With 30 years of experience in making satellites and rockets, Orbital once seemed the safer bet. Instead of assembling its vehicles from scratch like SpaceX, Orbital uses parts made by companies with proven track records. The core of the first stage of Antares was designed and built by veterans KB Yuzhnoye and Yuzhmash, both based in Dnipropetrovsk, Ukraine. Cygnus’s sensors come from Mitsubishi Electric in Tokyo and its pressurized cargo module was built at a Thales Alenia Space plant in Turin, Italy. “Orbital used more heritage technology,” says Alan Lindenmoyer, manager of NASA’s commercial crew and cargo program. “That was less risky for us.”
But the company did not enter COTS until 2008, two years after SpaceX. With the clock ticking, NASA allocated less money for Orbital and ordered a simpler ship. Unlike SpaceX’s Dragon capsule, Cygnus can’t carry sensitive biological experiments, such as those that grow protein crystals in microgravity. It burns up on re-entry, so it can’t return samples to Earth. And it can’t be modified to carry humans.
Image: Courtesy of Nature Magazine
Nor has it yet flown. Orbital chose to launch from NASA’s Wallops Flight Facility in Virginia; less crowded than Cape Canaveral in Florida, which hosts most NASA rocket launches, Wallops usually caters for smaller vehicles such as scientific balloons and sounding rockets. The facility’s Mid-Atlantic Regional Spaceport had to build a new launch pad for Antares, which took longer than expected. Originally scheduled for 2010, the demonstration launch slipped to 2012, and then to 2013, after Hurricane Sandy hit the spaceport last October.

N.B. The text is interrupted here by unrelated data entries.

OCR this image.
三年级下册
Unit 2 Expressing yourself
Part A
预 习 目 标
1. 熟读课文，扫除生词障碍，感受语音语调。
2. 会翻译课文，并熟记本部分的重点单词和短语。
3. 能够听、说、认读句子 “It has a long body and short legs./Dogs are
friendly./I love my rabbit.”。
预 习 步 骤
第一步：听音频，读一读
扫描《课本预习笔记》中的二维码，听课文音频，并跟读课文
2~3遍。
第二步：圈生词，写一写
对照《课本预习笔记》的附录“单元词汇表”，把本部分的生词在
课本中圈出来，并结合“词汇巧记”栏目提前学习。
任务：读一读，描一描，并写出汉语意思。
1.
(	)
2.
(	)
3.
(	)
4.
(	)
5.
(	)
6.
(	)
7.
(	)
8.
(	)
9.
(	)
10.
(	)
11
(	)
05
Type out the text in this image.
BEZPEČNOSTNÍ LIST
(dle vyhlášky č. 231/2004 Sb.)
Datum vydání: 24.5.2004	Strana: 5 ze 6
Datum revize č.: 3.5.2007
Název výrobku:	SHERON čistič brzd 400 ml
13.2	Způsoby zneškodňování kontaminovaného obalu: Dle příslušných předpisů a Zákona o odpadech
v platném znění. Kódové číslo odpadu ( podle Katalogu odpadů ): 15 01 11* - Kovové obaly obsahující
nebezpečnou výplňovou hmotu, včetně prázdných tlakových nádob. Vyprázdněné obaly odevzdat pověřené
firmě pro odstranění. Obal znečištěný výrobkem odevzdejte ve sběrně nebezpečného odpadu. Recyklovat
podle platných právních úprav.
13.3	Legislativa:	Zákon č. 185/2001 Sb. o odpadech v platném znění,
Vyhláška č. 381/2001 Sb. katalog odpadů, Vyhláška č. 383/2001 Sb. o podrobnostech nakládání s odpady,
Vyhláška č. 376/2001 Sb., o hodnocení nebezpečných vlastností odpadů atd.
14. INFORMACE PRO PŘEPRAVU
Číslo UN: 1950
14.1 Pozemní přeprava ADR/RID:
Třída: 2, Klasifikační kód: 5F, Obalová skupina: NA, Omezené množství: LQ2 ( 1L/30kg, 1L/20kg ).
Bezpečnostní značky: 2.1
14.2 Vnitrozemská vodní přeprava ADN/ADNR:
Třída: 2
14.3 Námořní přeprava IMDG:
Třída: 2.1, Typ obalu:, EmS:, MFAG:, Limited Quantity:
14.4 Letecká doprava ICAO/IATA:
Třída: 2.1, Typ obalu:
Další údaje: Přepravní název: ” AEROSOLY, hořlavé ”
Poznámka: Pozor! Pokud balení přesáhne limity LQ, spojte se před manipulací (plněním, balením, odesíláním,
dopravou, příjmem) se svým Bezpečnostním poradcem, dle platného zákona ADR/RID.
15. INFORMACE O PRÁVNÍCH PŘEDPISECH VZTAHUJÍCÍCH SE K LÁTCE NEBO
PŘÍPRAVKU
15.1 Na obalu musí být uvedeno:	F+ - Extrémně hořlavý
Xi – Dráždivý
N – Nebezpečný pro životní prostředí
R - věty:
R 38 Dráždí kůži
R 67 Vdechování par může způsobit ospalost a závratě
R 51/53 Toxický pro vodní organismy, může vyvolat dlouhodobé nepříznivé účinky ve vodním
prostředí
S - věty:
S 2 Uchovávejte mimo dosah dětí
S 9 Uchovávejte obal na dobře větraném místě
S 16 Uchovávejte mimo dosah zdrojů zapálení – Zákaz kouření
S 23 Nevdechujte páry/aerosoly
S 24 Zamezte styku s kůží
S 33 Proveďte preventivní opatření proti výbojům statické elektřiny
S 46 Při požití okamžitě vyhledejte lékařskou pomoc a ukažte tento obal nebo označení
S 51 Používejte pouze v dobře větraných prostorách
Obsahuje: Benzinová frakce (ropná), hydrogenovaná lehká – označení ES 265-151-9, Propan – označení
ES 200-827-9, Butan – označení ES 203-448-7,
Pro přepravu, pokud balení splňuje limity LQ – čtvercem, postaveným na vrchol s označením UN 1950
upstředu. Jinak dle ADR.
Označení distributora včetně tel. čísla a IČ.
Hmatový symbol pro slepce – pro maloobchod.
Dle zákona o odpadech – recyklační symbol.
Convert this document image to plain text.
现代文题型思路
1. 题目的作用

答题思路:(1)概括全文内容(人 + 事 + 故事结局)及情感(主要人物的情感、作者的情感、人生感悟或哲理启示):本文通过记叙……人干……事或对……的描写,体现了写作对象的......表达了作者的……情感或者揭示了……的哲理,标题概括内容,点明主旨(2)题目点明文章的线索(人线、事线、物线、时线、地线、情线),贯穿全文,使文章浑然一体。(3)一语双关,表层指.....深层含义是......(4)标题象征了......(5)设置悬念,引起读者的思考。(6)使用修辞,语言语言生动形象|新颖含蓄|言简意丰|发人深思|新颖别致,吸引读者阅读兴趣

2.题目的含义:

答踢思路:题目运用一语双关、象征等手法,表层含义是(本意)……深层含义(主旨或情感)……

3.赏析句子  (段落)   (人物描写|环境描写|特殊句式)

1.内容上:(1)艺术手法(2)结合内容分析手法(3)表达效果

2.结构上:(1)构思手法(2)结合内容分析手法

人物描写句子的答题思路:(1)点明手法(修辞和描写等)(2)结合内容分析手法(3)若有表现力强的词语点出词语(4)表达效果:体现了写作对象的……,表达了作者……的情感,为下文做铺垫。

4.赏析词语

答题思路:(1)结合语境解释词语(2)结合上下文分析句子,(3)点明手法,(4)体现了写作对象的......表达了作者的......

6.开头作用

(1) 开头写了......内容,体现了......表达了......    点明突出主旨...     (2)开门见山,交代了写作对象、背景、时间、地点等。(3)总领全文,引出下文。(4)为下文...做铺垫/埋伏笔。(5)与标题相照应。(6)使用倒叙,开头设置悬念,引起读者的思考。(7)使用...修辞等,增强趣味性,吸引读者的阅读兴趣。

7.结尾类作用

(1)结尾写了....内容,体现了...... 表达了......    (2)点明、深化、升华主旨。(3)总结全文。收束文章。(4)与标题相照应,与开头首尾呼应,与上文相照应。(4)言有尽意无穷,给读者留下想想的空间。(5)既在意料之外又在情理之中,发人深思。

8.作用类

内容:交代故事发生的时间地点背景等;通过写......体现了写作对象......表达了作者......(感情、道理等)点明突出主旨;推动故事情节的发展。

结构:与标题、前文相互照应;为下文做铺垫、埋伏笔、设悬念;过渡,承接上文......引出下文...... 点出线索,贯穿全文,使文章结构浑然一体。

Antares’ engines, built half a century ago for Russia’s Moon program and recently refurbished, have also proven finicky. A test on 13 February was aborted when pressure anomalies were detected in one of the engines. A successful test on 22 February means that Orbital can now proceed to a launch in April.
Having another cargo carrier would provide a safety net for the ISS. That need was made clear when Dragon’s thrusters initially failed during the flight last week, almost preventing the spacecraft from docking with the station. But there is skepticism about whether competition will drive down prices. “This is a mixed-up crazy business and a small market that isn’t all that price sensitive,” says Henry Hertzfeld, a space-policy expert at George Washington University in Washington DC.
Factors such as political or military concerns often shape demand, he says. And reliability is as much of a concern as price. The market could grow: private space stations, orbiting fuel depots and asteroid-mining operations have all been proposed as future clients for commercial rockets. But for now, supplying the ISS and launching satellites are the major niches.
SpaceX is making inroads with the latter: it has contracts for launches with the US Air Force and commercial operators in Israel, Thailand, Luxembourg and Mexico. Orbital, too, wants to develop business beyond NASA, but it has not yet booked any launches. “Right now, we’re focused on getting the rocket launched,” says Frank Culbertson, executive vice-president of Orbital’s advanced-programs group. “Then we can talk to other customers.”